An anonymous Twitter user wrote: “Jubeir threatens Obama and shows the world how to fend off the media war against our country. The US carried out the September attacks to pursue its goals.”

“God bless our homeland,” tweeted Essa. “Strength and resolve make us walk tall.”

Motabee replied: “You are an Iranian agent, the leader of the stupid and the ignorant, a graduate of the Iraqi prisons and king of tactical retreats.”

Mohammed warned that the Saudi economic threats may bear consequences: “The bonds are in our banks, and if Saudi Arabia took it half seriously they would freeze all their bonds, like they did during the Cold War.”

“The poor Jews, it’s not their responsibility,” Lovenight commented sarcastically. “It’s just the Evangelical Christians, they are the source of all the trouble in the world.”

On Saturday, the New York Times first reported that the Saudis were threatening economic consequences if a U.S. bill is passed allowing the Saudi government to be held accountable for 9/11 in American courts.

The Times reported:

Saudi Arabia has told the Obama administration and members of Congress that it will sell off hundreds of billions of dollars’ worth of American assets held by the kingdom if Congress passes a bill that would allow the Saudi government to be held responsible in American courts for any role in the Sept. 11, 2001, attacks.

The Obama administration has lobbied Congress to block the bill’s passage, according to administration officials and congressional aides from both parties, and the Saudi threats have been the subject of intense discussions in recent weeks between lawmakers and officials from the State Department and the Pentagon. The officials have warned senators of diplomatic and economic fallout from the legislation.

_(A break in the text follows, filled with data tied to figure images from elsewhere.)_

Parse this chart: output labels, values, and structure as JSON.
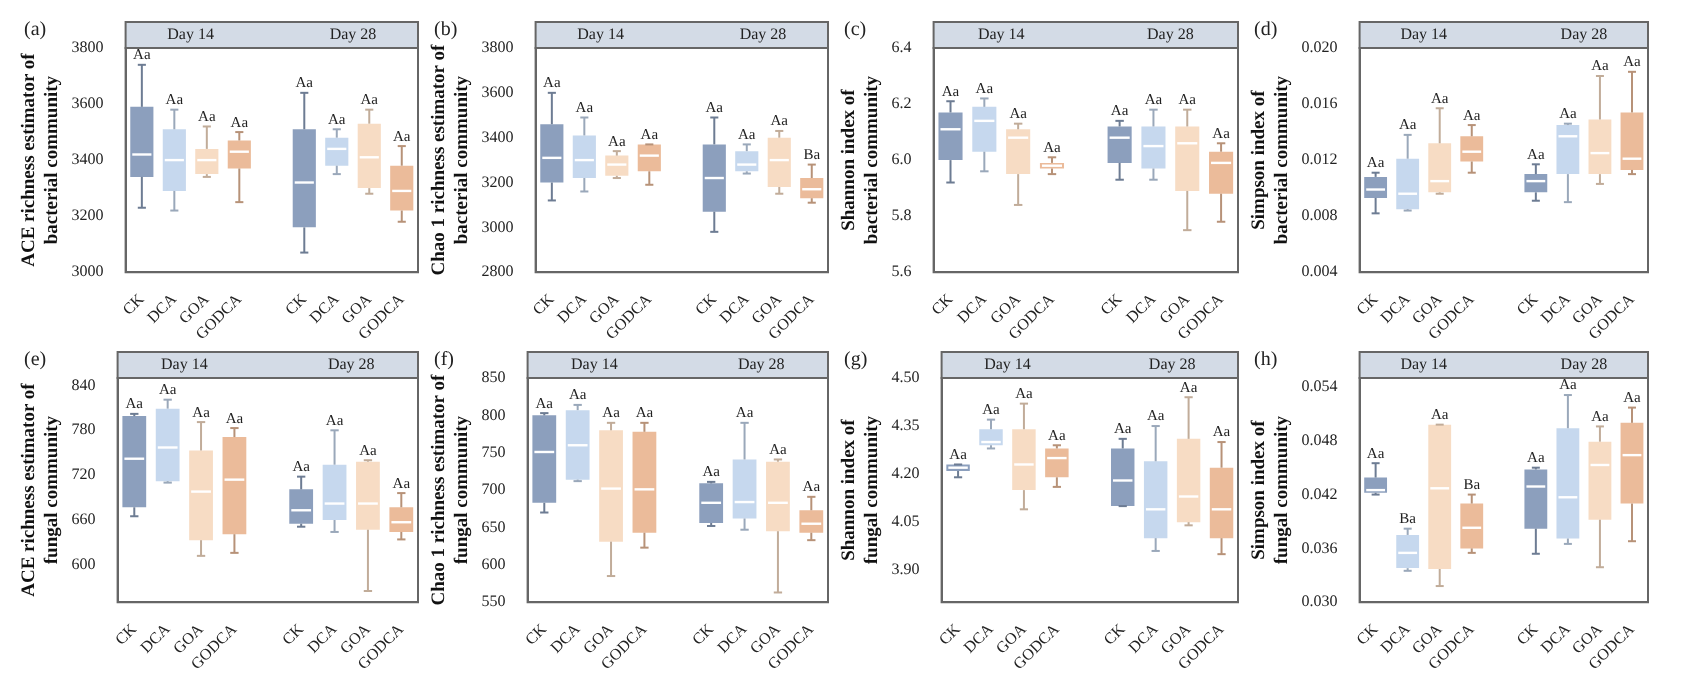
{
  "chart_data": [
    {
      "type": "box",
      "title": "(a)",
      "ylabel": "ACE richness estimator of\nbacterial community",
      "categories": [
        "CK",
        "DCA",
        "GOA",
        "GODCA",
        null,
        "CK",
        "DCA",
        "GOA",
        "GODCA"
      ],
      "colors": [
        "#8c9fbd",
        "#c6d8ee",
        "#f7dcc4",
        "#ebbb9a",
        null,
        "#8c9fbd",
        "#c6d8ee",
        "#f7dcc4",
        "#ebbb9a"
      ],
      "boxes": [
        {
          "low": 3230,
          "q1": 3340,
          "median": 3420,
          "q3": 3590,
          "high": 3740
        },
        {
          "low": 3220,
          "q1": 3290,
          "median": 3400,
          "q3": 3510,
          "high": 3580
        },
        {
          "low": 3340,
          "q1": 3350,
          "median": 3400,
          "q3": 3440,
          "high": 3520
        },
        {
          "low": 3250,
          "q1": 3370,
          "median": 3430,
          "q3": 3470,
          "high": 3500
        },
        null,
        {
          "low": 3070,
          "q1": 3160,
          "median": 3320,
          "q3": 3510,
          "high": 3640
        },
        {
          "low": 3350,
          "q1": 3380,
          "median": 3440,
          "q3": 3480,
          "high": 3510
        },
        {
          "low": 3280,
          "q1": 3300,
          "median": 3410,
          "q3": 3530,
          "high": 3580
        },
        {
          "low": 3180,
          "q1": 3220,
          "median": 3290,
          "q3": 3380,
          "high": 3450
        }
      ],
      "ylim": [
        3000,
        3800
      ],
      "yticks": [
        3000,
        3200,
        3400,
        3600,
        3800
      ],
      "annotations": [
        "Day 14",
        "Day 28",
        "Aa",
        "Aa",
        "Aa",
        "Aa",
        "Aa",
        "Aa",
        "Aa",
        "Aa"
      ]
    },
    {
      "type": "box",
      "title": "(b)",
      "ylabel": "Chao 1 richness estimator of\nbacterial community",
      "categories": [
        "CK",
        "DCA",
        "GOA",
        "GODCA",
        null,
        "CK",
        "DCA",
        "GOA",
        "GODCA"
      ],
      "colors": [
        "#8c9fbd",
        "#c6d8ee",
        "#f7dcc4",
        "#ebbb9a",
        null,
        "#8c9fbd",
        "#c6d8ee",
        "#f7dcc4",
        "#ebbb9a"
      ],
      "boxes": [
        {
          "low": 3120,
          "q1": 3200,
          "median": 3310,
          "q3": 3460,
          "high": 3600
        },
        {
          "low": 3160,
          "q1": 3220,
          "median": 3300,
          "q3": 3410,
          "high": 3490
        },
        {
          "low": 3220,
          "q1": 3230,
          "median": 3280,
          "q3": 3320,
          "high": 3340
        },
        {
          "low": 3190,
          "q1": 3250,
          "median": 3320,
          "q3": 3370,
          "high": 3370
        },
        null,
        {
          "low": 2980,
          "q1": 3070,
          "median": 3220,
          "q3": 3370,
          "high": 3490
        },
        {
          "low": 3240,
          "q1": 3250,
          "median": 3280,
          "q3": 3340,
          "high": 3370
        },
        {
          "low": 3150,
          "q1": 3180,
          "median": 3300,
          "q3": 3400,
          "high": 3430
        },
        {
          "low": 3110,
          "q1": 3130,
          "median": 3170,
          "q3": 3220,
          "high": 3280
        }
      ],
      "ylim": [
        2800,
        3800
      ],
      "yticks": [
        2800,
        3000,
        3200,
        3400,
        3600,
        3800
      ],
      "annotations": [
        "Day 14",
        "Day 28",
        "Aa",
        "Aa",
        "Aa",
        "Aa",
        "Aa",
        "Aa",
        "Aa",
        "Ba"
      ]
    },
    {
      "type": "box",
      "title": "(c)",
      "ylabel": "Shannon index of\nbacterial community",
      "categories": [
        "CK",
        "DCA",
        "GOA",
        "GODCA",
        null,
        "CK",
        "DCA",
        "GOA",
        "GODCA"
      ],
      "colors": [
        "#8c9fbd",
        "#c6d8ee",
        "#f7dcc4",
        "#ebbb9a",
        null,
        "#8c9fbd",
        "#c6d8ee",
        "#f7dcc4",
        "#ebbb9a"
      ],
      "boxes": [
        {
          "low": 5.92,
          "q1": 6.0,
          "median": 6.11,
          "q3": 6.17,
          "high": 6.21
        },
        {
          "low": 5.96,
          "q1": 6.03,
          "median": 6.14,
          "q3": 6.19,
          "high": 6.22
        },
        {
          "low": 5.84,
          "q1": 5.95,
          "median": 6.08,
          "q3": 6.11,
          "high": 6.13
        },
        {
          "low": 5.95,
          "q1": 5.97,
          "median": 5.98,
          "q3": 5.99,
          "high": 6.01
        },
        null,
        {
          "low": 5.93,
          "q1": 5.99,
          "median": 6.08,
          "q3": 6.12,
          "high": 6.14
        },
        {
          "low": 5.93,
          "q1": 5.97,
          "median": 6.05,
          "q3": 6.12,
          "high": 6.18
        },
        {
          "low": 5.75,
          "q1": 5.89,
          "median": 6.06,
          "q3": 6.12,
          "high": 6.18
        },
        {
          "low": 5.78,
          "q1": 5.88,
          "median": 5.99,
          "q3": 6.03,
          "high": 6.06
        }
      ],
      "ylim": [
        5.6,
        6.4
      ],
      "yticks": [
        5.6,
        5.8,
        {
          "value": 6,
          "label": "6.0"
        },
        6.2,
        6.4
      ],
      "annotations": [
        "Day 14",
        "Day 28",
        "Aa",
        "Aa",
        "Aa",
        "Aa",
        "Aa",
        "Aa",
        "Aa",
        "Aa"
      ]
    },
    {
      "type": "box",
      "title": "(d)",
      "ylabel": "Simpson index of\nbacterial community",
      "categories": [
        "CK",
        "DCA",
        "GOA",
        "GODCA",
        null,
        "CK",
        "DCA",
        "GOA",
        "GODCA"
      ],
      "colors": [
        "#8c9fbd",
        "#c6d8ee",
        "#f7dcc4",
        "#ebbb9a",
        null,
        "#8c9fbd",
        "#c6d8ee",
        "#f7dcc4",
        "#ebbb9a"
      ],
      "boxes": [
        {
          "low": 0.0082,
          "q1": 0.0093,
          "median": 0.0099,
          "q3": 0.0108,
          "high": 0.0111
        },
        {
          "low": 0.0084,
          "q1": 0.0085,
          "median": 0.0096,
          "q3": 0.0121,
          "high": 0.0138
        },
        {
          "low": 0.0096,
          "q1": 0.0097,
          "median": 0.0105,
          "q3": 0.0132,
          "high": 0.0157
        },
        {
          "low": 0.0111,
          "q1": 0.0119,
          "median": 0.0126,
          "q3": 0.0137,
          "high": 0.0145
        },
        null,
        {
          "low": 0.0091,
          "q1": 0.0097,
          "median": 0.0105,
          "q3": 0.011,
          "high": 0.0117
        },
        {
          "low": 0.009,
          "q1": 0.011,
          "median": 0.0137,
          "q3": 0.0145,
          "high": 0.0146
        },
        {
          "low": 0.0103,
          "q1": 0.011,
          "median": 0.0125,
          "q3": 0.0149,
          "high": 0.018
        },
        {
          "low": 0.011,
          "q1": 0.0113,
          "median": 0.0121,
          "q3": 0.0154,
          "high": 0.0183
        }
      ],
      "ylim": [
        0.004,
        0.02
      ],
      "yticks": [
        0.004,
        0.008,
        0.012,
        0.016,
        {
          "value": 0.02,
          "label": "0.020"
        }
      ],
      "annotations": [
        "Day 14",
        "Day 28",
        "Aa",
        "Aa",
        "Aa",
        "Aa",
        "Aa",
        "Aa",
        "Aa",
        "Aa"
      ]
    },
    {
      "type": "box",
      "title": "(e)",
      "ylabel": "ACE richness estimator of\nfungal community",
      "categories": [
        "CK",
        "DCA",
        "GOA",
        "GODCA",
        null,
        "CK",
        "DCA",
        "GOA",
        "GODCA"
      ],
      "colors": [
        "#8c9fbd",
        "#c6d8ee",
        "#f7dcc4",
        "#ebbb9a",
        null,
        "#8c9fbd",
        "#c6d8ee",
        "#f7dcc4",
        "#ebbb9a"
      ],
      "boxes": [
        {
          "low": 665,
          "q1": 677,
          "median": 742,
          "q3": 799,
          "high": 802
        },
        {
          "low": 710,
          "q1": 712,
          "median": 757,
          "q3": 809,
          "high": 821
        },
        {
          "low": 612,
          "q1": 633,
          "median": 698,
          "q3": 753,
          "high": 791
        },
        {
          "low": 616,
          "q1": 641,
          "median": 714,
          "q3": 771,
          "high": 783
        },
        null,
        {
          "low": 651,
          "q1": 655,
          "median": 673,
          "q3": 701,
          "high": 718
        },
        {
          "low": 644,
          "q1": 660,
          "median": 682,
          "q3": 734,
          "high": 780
        },
        {
          "low": 565,
          "q1": 647,
          "median": 682,
          "q3": 738,
          "high": 740
        },
        {
          "low": 634,
          "q1": 644,
          "median": 657,
          "q3": 677,
          "high": 696
        }
      ],
      "ylim": [
        550,
        850
      ],
      "yticks": [
        600,
        660,
        720,
        780,
        840
      ],
      "annotations": [
        "Day 14",
        "Day 28",
        "Aa",
        "Aa",
        "Aa",
        "Aa",
        "Aa",
        "Aa",
        "Aa",
        "Aa"
      ]
    },
    {
      "type": "box",
      "title": "(f)",
      "ylabel": "Chao 1 richness estimator of\nfungal community",
      "categories": [
        "CK",
        "DCA",
        "GOA",
        "GODCA",
        null,
        "CK",
        "DCA",
        "GOA",
        "GODCA"
      ],
      "colors": [
        "#8c9fbd",
        "#c6d8ee",
        "#f7dcc4",
        "#ebbb9a",
        null,
        "#8c9fbd",
        "#c6d8ee",
        "#f7dcc4",
        "#ebbb9a"
      ],
      "boxes": [
        {
          "low": 670,
          "q1": 683,
          "median": 751,
          "q3": 800,
          "high": 803
        },
        {
          "low": 712,
          "q1": 714,
          "median": 760,
          "q3": 807,
          "high": 814
        },
        {
          "low": 585,
          "q1": 631,
          "median": 702,
          "q3": 780,
          "high": 790
        },
        {
          "low": 623,
          "q1": 643,
          "median": 701,
          "q3": 778,
          "high": 790
        },
        null,
        {
          "low": 652,
          "q1": 656,
          "median": 683,
          "q3": 709,
          "high": 711
        },
        {
          "low": 647,
          "q1": 662,
          "median": 684,
          "q3": 741,
          "high": 790
        },
        {
          "low": 563,
          "q1": 645,
          "median": 683,
          "q3": 738,
          "high": 741
        },
        {
          "low": 633,
          "q1": 643,
          "median": 655,
          "q3": 673,
          "high": 691
        }
      ],
      "ylim": [
        550,
        850
      ],
      "yticks": [
        550,
        600,
        650,
        700,
        750,
        800,
        850
      ],
      "annotations": [
        "Day 14",
        "Day 28",
        "Aa",
        "Aa",
        "Aa",
        "Aa",
        "Aa",
        "Aa",
        "Aa",
        "Aa"
      ]
    },
    {
      "type": "box",
      "title": "(g)",
      "ylabel": "Shannon index of\nfungal community",
      "categories": [
        "CK",
        "DCA",
        "GOA",
        "GODCA",
        null,
        "CK",
        "DCA",
        "GOA",
        "GODCA"
      ],
      "colors": [
        "#8c9fbd",
        "#c6d8ee",
        "#f7dcc4",
        "#ebbb9a",
        null,
        "#8c9fbd",
        "#c6d8ee",
        "#f7dcc4",
        "#ebbb9a"
      ],
      "boxes": [
        {
          "low": 4.19,
          "q1": 4.21,
          "median": 4.22,
          "q3": 4.23,
          "high": 4.23
        },
        {
          "low": 4.28,
          "q1": 4.29,
          "median": 4.3,
          "q3": 4.34,
          "high": 4.37
        },
        {
          "low": 4.09,
          "q1": 4.15,
          "median": 4.23,
          "q3": 4.34,
          "high": 4.42
        },
        {
          "low": 4.16,
          "q1": 4.19,
          "median": 4.25,
          "q3": 4.28,
          "high": 4.29
        },
        null,
        {
          "low": 4.1,
          "q1": 4.1,
          "median": 4.18,
          "q3": 4.28,
          "high": 4.31
        },
        {
          "low": 3.96,
          "q1": 4.0,
          "median": 4.09,
          "q3": 4.24,
          "high": 4.35
        },
        {
          "low": 4.04,
          "q1": 4.05,
          "median": 4.13,
          "q3": 4.31,
          "high": 4.44
        },
        {
          "low": 3.95,
          "q1": 4.0,
          "median": 4.09,
          "q3": 4.22,
          "high": 4.3
        }
      ],
      "ylim": [
        3.8,
        4.5
      ],
      "yticks": [
        {
          "value": 3.9,
          "label": "3.90"
        },
        4.05,
        {
          "value": 4.2,
          "label": "4.20"
        },
        4.35,
        {
          "value": 4.5,
          "label": "4.50"
        }
      ],
      "annotations": [
        "Day 14",
        "Day 28",
        "Aa",
        "Aa",
        "Aa",
        "Aa",
        "Aa",
        "Aa",
        "Aa",
        "Aa"
      ]
    },
    {
      "type": "box",
      "title": "(h)",
      "ylabel": "Simpson index of\nfungal community",
      "categories": [
        "CK",
        "DCA",
        "GOA",
        "GODCA",
        null,
        "CK",
        "DCA",
        "GOA",
        "GODCA"
      ],
      "colors": [
        "#8c9fbd",
        "#c6d8ee",
        "#f7dcc4",
        "#ebbb9a",
        null,
        "#8c9fbd",
        "#c6d8ee",
        "#f7dcc4",
        "#ebbb9a"
      ],
      "boxes": [
        {
          "low": 0.042,
          "q1": 0.0422,
          "median": 0.0425,
          "q3": 0.0439,
          "high": 0.0455
        },
        {
          "low": 0.0335,
          "q1": 0.0338,
          "median": 0.0355,
          "q3": 0.0375,
          "high": 0.0382
        },
        {
          "low": 0.0318,
          "q1": 0.0337,
          "median": 0.0427,
          "q3": 0.0498,
          "high": 0.0498
        },
        {
          "low": 0.0355,
          "q1": 0.036,
          "median": 0.0383,
          "q3": 0.041,
          "high": 0.042
        },
        null,
        {
          "low": 0.0354,
          "q1": 0.0382,
          "median": 0.0429,
          "q3": 0.0448,
          "high": 0.045
        },
        {
          "low": 0.0365,
          "q1": 0.0371,
          "median": 0.0417,
          "q3": 0.0494,
          "high": 0.0531
        },
        {
          "low": 0.0339,
          "q1": 0.0392,
          "median": 0.0453,
          "q3": 0.0479,
          "high": 0.0496
        },
        {
          "low": 0.0368,
          "q1": 0.041,
          "median": 0.0464,
          "q3": 0.05,
          "high": 0.0517
        }
      ],
      "ylim": [
        0.03,
        0.055
      ],
      "yticks": [
        {
          "value": 0.03,
          "label": "0.030"
        },
        0.036,
        0.042,
        0.048,
        0.054
      ],
      "annotations": [
        "Day 14",
        "Day 28",
        "Aa",
        "Ba",
        "Aa",
        "Ba",
        "Aa",
        "Aa",
        "Aa",
        "Aa"
      ]
    }
  ]
}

CNN confirmed the story, reporting:

Saudi Arabia is warning it will sell off billions in American assets if the U.S. Congress passes a bipartisan bill that would allow victims of 9/11 and other terrorist attacks to sue foreign governments.

Saudi foreign minister Adel al-Jubeir issued the warning to U.S. lawmakers last month during a visit to Washington, two senior State Department officials told CNN. A source with knowledge of the Saudis’ thinking said investments would be put in jeopardy if this bill passes, so they are trying to protect themselves from risk.